Dentro do Maracanã, festa alemã. Do lado de fora, reprise da violência policial contra jornalistas e manifestantes. Ao contrário do que se tem noticiado, o Brasil não perdeu apenas dentro de campo e a vergonha na Copa do Mundo não se resume à derrota da seleção brasileira.Pelo menos 15 jornalistas foram agredidos pela Polícia Militar durante o protesto que ocorreu na tarde do último domingo (13) na Praça Saens Peña, na Tijuca, zona norte do Rio de Janeiro, próximo ao Estádio do Maracanã, onde ocorria a final da Copa do Mundo entre Alemanha e Argentina. A ação da PM durante a decisão do Mundial no Rio foi duramente criticada por entidades nacionais e internacionais de defesa da liberdade de expressão e dos direitos humanos.

Registros publicados nas redes sociais mostram a repressão policial durante a manifestação/Foto: AP
Registros nas redes sociais mostram a repressão policial durante a manifestação/Foto: AP

As prisões de ativistas que participam de movimentos de denúncia dos abusos cometidos em nome da realização da Copa do Mundo no Brasil, com o intuito de esvaziar ou impedir as manifestações antes do encerramento do mundial, não tiveram o resultado desejado. Centenas de pessoas foram às ruas do Rio de Janeiro levando entre suas bandeiras a exigência da libertação imediata dos presos políticos, considerados por alguns movimentos “reféns da Copa”. Duas manifestações aconteceram na cidade-sede da final da Copa e foram violentamente reprimidas pelo aparato policial.

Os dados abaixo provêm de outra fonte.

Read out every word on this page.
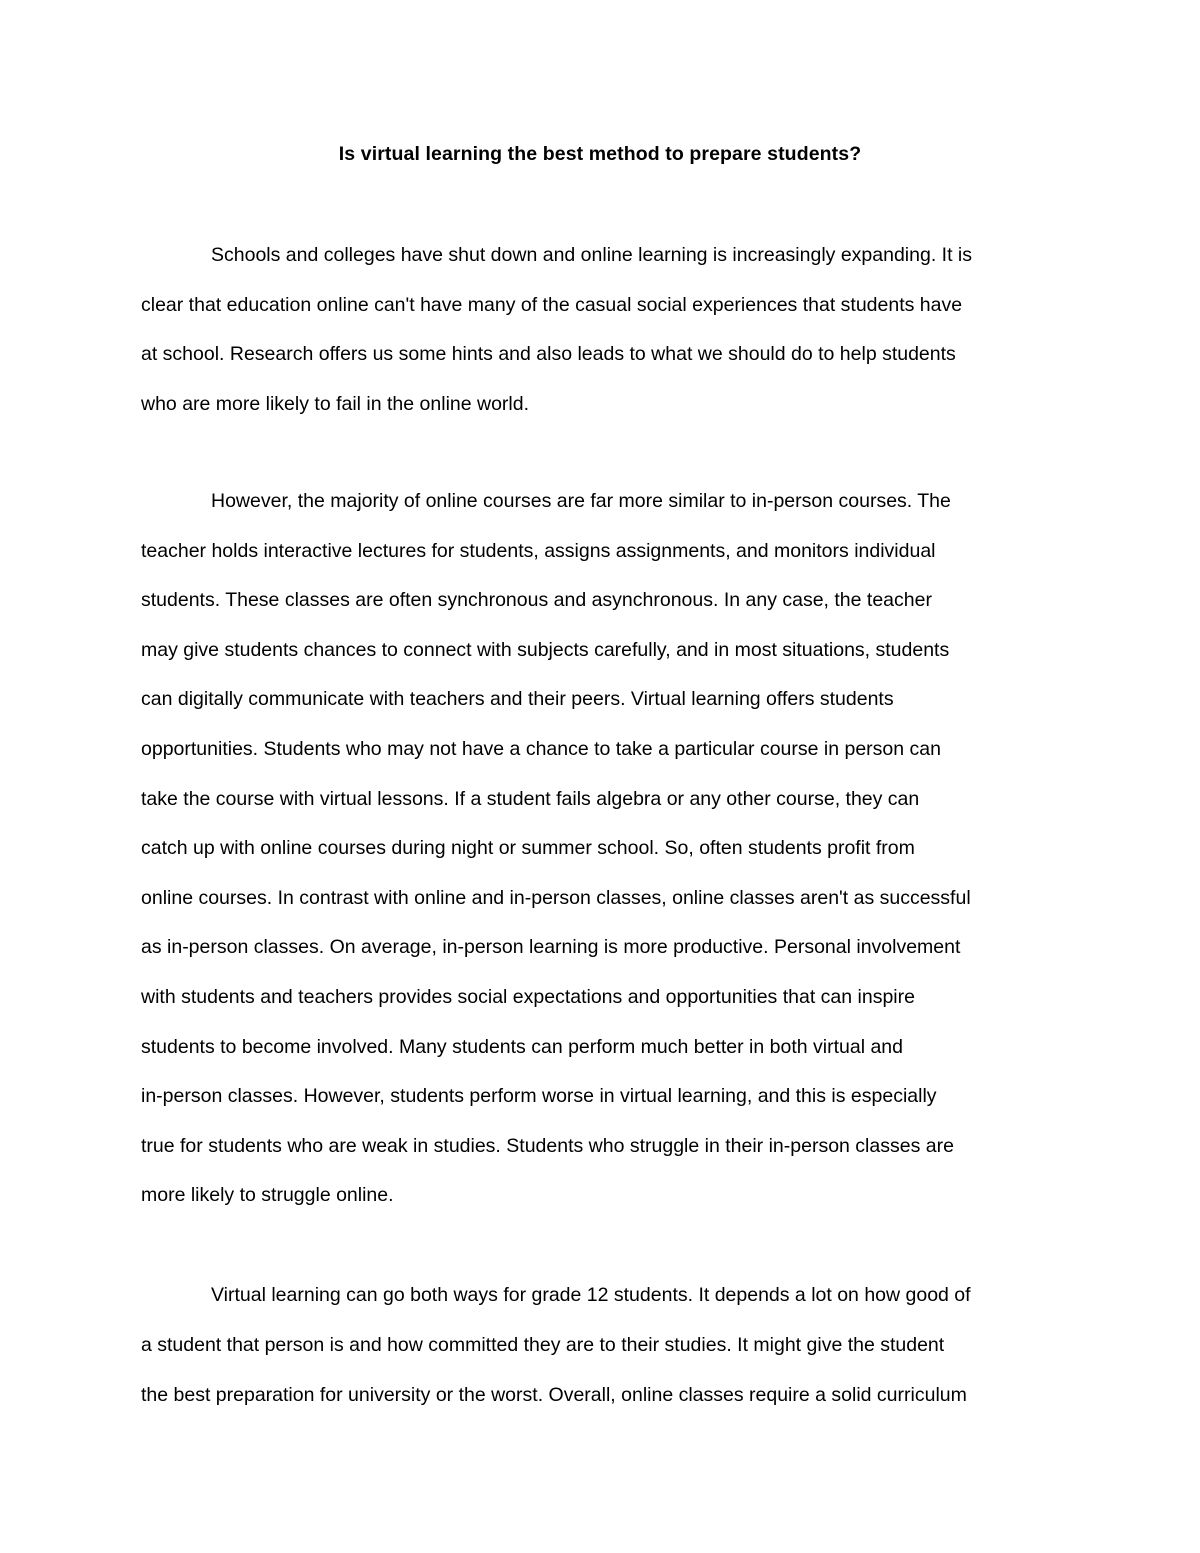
Is virtual learning the best method to prepare students?
Schools and colleges have shut down and online learning is increasingly expanding. It is
clear that education online can't have many of the casual social experiences that students have
at school. Research offers us some hints and also leads to what we should do to help students
who are more likely to fail in the online world.
However, the majority of online courses are far more similar to in-person courses. The
teacher holds interactive lectures for students, assigns assignments, and monitors individual
students. These classes are often synchronous and asynchronous. In any case, the teacher
may give students chances to connect with subjects carefully, and in most situations, students
can digitally communicate with teachers and their peers. Virtual learning offers students
opportunities. Students who may not have a chance to take a particular course in person can
take the course with virtual lessons. If a student fails algebra or any other course, they can
catch up with online courses during night or summer school. So, often students profit from
online courses. In contrast with online and in-person classes, online classes aren't as successful
as in-person classes. On average, in-person learning is more productive. Personal involvement
with students and teachers provides social expectations and opportunities that can inspire
students to become involved. Many students can perform much better in both virtual and
in-person classes. However, students perform worse in virtual learning, and this is especially
true for students who are weak in studies. Students who struggle in their in-person classes are
more likely to struggle online.
Virtual learning can go both ways for grade 12 students. It depends a lot on how good of
a student that person is and how committed they are to their studies. It might give the student
the best preparation for university or the worst. Overall, online classes require a solid curriculum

Impedidos de caminhar até o Maracanã e isolados por cordões policias, os ativistas foram alvo de bombas de gás, bombas de efeito sonoro e cassetetes. A cada tentativa de reagrupar e marchar, visando furar o bloqueio policial, choviam bombas e gás. Até mesmo a cavalaria, com policiais armados com espadas foi usada contra os manifestantes. Ativistas, além de jornalistas e midialivristas foram chutados, enforcados pela PM, como mostram os vídeos espalhados pelas redes sociais.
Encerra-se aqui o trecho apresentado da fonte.